How it works¶

xmldiffreport treats every XML document as a tree of nodes and compares N of them at once, aligning nodes by a natural key rather than by position.

The model¶

Each element is a node with attributes, optional text, and children.
A recipe declares, per tag: the key (natural identity), whether the tag is inline (its children become pseudo-attributes instead of opening a new level), and which attributes to ignore.
The engine compares N sources simultaneously, matching nodes by identity (order-independent). Only differences end up in the result.

flowchart LR
  A[parse each file] --> B[index units by tag+key]
  B --> C{unit in ≥2 sources?}
  C -- no --> X[skip]
  C -- yes --> D[recursive diff per node]
  D --> F[render report]

Units and recursion¶

The recipe's unit (e.g. SMART_FOLDER) is the top comparison entity. For each unit present in 2 or more sources, the engine walks the tree recursively:

Scalar differences — attributes (and element text) that differ become rows.
Leaf / inline children (e.g. INCOND, OUTCOND, ON) are compared by their key; a row appears when one is added/removed or when one of its attributes changes (e.g. an OUTCOND keeps its NAME but flips SIGN).
Container children (e.g. JOB) open a new level and are rendered as sub-sections; identical ones are collapsed into a count.

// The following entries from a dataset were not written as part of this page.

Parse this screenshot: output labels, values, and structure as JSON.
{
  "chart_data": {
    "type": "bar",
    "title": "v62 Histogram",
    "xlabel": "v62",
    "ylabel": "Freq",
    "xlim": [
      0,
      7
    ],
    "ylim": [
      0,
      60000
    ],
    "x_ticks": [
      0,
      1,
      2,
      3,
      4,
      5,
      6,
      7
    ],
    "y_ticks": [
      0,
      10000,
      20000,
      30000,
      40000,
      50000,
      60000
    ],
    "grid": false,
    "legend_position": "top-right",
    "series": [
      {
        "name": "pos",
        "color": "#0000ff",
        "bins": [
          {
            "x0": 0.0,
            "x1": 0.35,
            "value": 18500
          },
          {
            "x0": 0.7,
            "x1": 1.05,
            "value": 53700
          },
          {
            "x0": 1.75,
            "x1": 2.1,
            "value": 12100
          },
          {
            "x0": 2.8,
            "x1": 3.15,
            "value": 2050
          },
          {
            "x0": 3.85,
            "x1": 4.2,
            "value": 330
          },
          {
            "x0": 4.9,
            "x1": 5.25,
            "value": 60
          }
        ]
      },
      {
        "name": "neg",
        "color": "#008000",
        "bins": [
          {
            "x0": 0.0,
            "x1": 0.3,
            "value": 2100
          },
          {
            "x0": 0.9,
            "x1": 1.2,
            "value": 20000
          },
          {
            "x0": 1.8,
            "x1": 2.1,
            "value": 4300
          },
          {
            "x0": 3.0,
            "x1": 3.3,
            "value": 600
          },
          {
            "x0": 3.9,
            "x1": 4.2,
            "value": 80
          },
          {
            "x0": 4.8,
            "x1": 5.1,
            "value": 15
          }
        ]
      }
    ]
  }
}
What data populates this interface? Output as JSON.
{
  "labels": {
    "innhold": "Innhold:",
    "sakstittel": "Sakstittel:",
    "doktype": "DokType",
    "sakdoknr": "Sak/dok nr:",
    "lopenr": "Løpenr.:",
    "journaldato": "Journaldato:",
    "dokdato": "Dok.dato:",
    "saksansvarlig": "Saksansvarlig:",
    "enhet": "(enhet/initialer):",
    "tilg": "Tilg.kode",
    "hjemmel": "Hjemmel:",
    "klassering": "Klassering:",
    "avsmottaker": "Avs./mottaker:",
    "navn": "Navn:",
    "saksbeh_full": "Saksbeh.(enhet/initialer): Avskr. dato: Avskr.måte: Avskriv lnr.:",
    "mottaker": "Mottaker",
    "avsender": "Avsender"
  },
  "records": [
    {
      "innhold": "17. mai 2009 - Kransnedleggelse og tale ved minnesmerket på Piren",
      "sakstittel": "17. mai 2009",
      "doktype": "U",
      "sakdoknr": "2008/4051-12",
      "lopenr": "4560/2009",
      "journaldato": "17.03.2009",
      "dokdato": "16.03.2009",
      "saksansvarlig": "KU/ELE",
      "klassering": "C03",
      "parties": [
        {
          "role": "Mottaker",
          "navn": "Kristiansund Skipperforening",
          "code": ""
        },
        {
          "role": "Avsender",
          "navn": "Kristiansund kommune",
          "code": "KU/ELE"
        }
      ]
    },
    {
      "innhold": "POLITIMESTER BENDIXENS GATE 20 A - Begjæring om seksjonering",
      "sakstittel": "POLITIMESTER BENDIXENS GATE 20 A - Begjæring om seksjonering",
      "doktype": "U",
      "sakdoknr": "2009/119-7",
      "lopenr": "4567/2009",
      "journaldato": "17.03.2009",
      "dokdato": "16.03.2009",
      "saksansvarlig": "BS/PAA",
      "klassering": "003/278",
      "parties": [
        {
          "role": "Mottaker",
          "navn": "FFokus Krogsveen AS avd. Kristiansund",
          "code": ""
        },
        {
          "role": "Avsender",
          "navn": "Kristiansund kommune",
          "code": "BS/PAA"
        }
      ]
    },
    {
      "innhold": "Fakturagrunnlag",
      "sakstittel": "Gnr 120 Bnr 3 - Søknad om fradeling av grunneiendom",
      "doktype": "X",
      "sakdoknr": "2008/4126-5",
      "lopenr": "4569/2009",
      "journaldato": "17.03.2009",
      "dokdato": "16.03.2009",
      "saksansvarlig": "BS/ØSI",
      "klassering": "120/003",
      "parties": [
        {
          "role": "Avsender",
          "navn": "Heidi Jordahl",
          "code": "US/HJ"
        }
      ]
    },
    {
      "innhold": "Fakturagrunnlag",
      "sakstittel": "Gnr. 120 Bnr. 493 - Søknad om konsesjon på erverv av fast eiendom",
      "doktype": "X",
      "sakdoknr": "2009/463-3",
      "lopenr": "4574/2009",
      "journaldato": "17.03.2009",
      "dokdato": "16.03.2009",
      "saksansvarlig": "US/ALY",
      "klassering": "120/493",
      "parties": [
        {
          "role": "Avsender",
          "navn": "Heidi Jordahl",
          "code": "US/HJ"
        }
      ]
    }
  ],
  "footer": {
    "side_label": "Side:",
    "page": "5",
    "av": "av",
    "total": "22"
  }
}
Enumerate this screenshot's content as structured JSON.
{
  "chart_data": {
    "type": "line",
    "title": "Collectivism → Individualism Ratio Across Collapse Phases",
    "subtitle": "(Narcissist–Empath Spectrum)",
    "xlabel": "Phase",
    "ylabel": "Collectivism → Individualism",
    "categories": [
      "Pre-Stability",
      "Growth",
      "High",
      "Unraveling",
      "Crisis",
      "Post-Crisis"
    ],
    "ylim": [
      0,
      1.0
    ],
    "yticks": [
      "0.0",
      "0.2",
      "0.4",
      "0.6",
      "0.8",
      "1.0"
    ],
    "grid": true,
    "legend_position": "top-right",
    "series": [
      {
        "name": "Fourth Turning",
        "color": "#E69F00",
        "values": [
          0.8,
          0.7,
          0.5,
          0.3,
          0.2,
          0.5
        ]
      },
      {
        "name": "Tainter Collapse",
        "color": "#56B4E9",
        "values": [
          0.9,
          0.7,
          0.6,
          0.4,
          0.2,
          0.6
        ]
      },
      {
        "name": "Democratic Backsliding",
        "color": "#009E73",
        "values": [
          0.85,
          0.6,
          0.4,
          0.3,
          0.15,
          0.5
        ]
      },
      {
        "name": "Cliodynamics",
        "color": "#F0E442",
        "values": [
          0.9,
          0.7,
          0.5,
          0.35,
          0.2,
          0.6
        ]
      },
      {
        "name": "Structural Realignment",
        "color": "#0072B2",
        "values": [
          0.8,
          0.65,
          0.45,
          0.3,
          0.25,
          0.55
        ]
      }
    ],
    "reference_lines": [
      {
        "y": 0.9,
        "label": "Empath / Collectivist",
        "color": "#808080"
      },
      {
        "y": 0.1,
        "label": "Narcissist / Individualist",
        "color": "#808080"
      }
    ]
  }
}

Attribute-level, not just present/absent¶

Because elements are matched by identity, a change inside an element is shown as an attribute change, not as a delete + add:

Element · attribute	bench	uat	prod
INCOND `…STAGE-…LOAD_OK` · `AND_OR`	A	O	A
OUTCOND `…LOAD-…POST_OK` · `SIGN`	-	+	+

Volatile attributes are ignored¶

Attributes that change on every export without functional meaning — VERSION, CREATION_TIME, JOBISN, LAST_UPLOAD, … — are listed in the recipe's ignore_attrs and never produce a row. This is what makes the diff semantic instead of noisy.

What gets reported¶

The engine reports differences — every unit present in 2+ sources that isn't identical. It deliberately stays out of your domain: it does not classify those differences (e.g. "conflict" vs "informational"). If that distinction matters to your workflow, derive it yourself from the result — you know which file is which (the report labels each by its path).

Namespaces & text¶

XML namespaces are stripped on parse ({uri}tag → tag) so tags and keys stay readable and recipes stay simple. Element text is comparable too — e.g. a sitemap <url> is identified by its <loc> text and its <lastmod> text is compared as a value.